While the pesticide residues found were all below the MRL limit, they were detected in a total of nine samples of Saudi rice (eight imported rice samples and one local rice sample) and eight samples of Bangladeshi rice. Regarding the Saudi Arabian rice samples, sample 20 had the highest residue concentration of the insecticide chlorpyrifos, with no significant difference from the study found by (Almutairi et al. 2021 [19]), and the lowest concentration was found in sample 3. The fungicide tebuconazole had the highest residue concentration in sample 14, while the lowest concentration was observed in sample 17; both of these concentrations were slightly higher than that of reported in (Almutairi et al. 2021 [19]) study. Pirimiphos-methyl was detected in only one sample: sample 17.

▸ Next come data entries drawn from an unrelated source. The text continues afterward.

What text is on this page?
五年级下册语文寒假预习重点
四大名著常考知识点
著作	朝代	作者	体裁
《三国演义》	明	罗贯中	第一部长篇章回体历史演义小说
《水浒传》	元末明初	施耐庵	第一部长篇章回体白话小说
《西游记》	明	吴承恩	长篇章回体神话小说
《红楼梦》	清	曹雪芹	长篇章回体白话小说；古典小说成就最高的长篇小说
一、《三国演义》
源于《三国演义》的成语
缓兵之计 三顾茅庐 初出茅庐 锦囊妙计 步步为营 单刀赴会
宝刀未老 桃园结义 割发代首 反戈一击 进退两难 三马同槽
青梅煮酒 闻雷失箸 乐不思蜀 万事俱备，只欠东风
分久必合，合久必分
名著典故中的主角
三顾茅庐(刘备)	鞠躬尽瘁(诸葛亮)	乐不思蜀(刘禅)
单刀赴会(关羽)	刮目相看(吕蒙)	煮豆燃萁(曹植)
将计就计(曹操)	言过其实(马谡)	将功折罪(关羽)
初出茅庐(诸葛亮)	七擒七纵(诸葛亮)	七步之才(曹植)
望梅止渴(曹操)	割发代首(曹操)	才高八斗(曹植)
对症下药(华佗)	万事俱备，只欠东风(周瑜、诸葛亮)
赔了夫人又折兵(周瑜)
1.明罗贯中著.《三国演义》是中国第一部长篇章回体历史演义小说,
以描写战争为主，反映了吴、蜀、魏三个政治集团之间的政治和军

Multiple research works have been carried out to quantify several groups of pesticides in food items in Bangladesh, i.e., vegetables, fruits, fish and fish products, chicken meat, egg, milk, and dairy products [7,14,37,38,39,40,41,42,43,44,45]; however, not much has been carried out with a focus on rice or cereal grains and their by-products [46,47]. The mean concentrations of diazinon pesticide residue in rice grains collected from three fields of Gazipur district have been 560, 940, and 1680 µg/kg [46], In addition, fenitrothion has also been detected, with a mean concentration of 450 µg/kg [46]. Both pesticide residue concentrations in rice grains exceeded the regulatory values of the EU. Maize grain, flour and processed items (n = 90) collected from Dhaka have been analyzed for 27 pesticide residues using GC-MS. The mean concentrations of dichlorvos, methyl-parathion, chlorpyrifos, DDE, DDD, and DDT found in maize grains were 965, 44, 40, 7, 4, and 5 µg/kg [47]. The mean concentrations of dichlorvos, methyl-parathion, and chlorpyrifos in maize grain were higher than the MRL of the EU [33] but within the Bangladesh limit for chlorpyrifos in maize grains [36]. However, except for chlorpyrifos, all other detected pesticide residues were banned in Bangladesh for agricultural purposes [48].

Pesticides are frequently applied without precision in Bangladesh as well as other south and southeast Asian countries [49,50,51,52,53], which leads to several adverse effects on human health, from acute intoxication to chronic diseases that include various types of cancer (brain cancer, breast cancer, prostate cancer, bladder cancer, and colon cancer), Parkinson’s disease, neurotoxicity, and diabetes [54,55,56,57,58]. The results of the study indicate that the pesticide residues analyzed and detected in rice samples from Bangladesh and Saudi Arabia, including chlorpyrifos, tebuconazole, and pirimiphos-methyl, were below the MRLs set by EU regulators. These results highlight the need for continuous monitoring and control measures to maintain food safety standards, which, in turn, protects public health in countries where rice is a staple food.

The GC-MS method demonstrated high efficacy, providing sensitivity in detecting and quantifying pesticides. The relatively low values of the limits of detection and limits of quantification indicate that the method has the potential to detect pesticides at low concentrations. Future applications and development of this method could further enhance the detection and analysis of a wide range of pesticide residues in different matrices. It could be used to monitor food safety and investigate other potential hazards, such as the presence of mycotoxins and heavy metal contamination, to improve public health outcomes.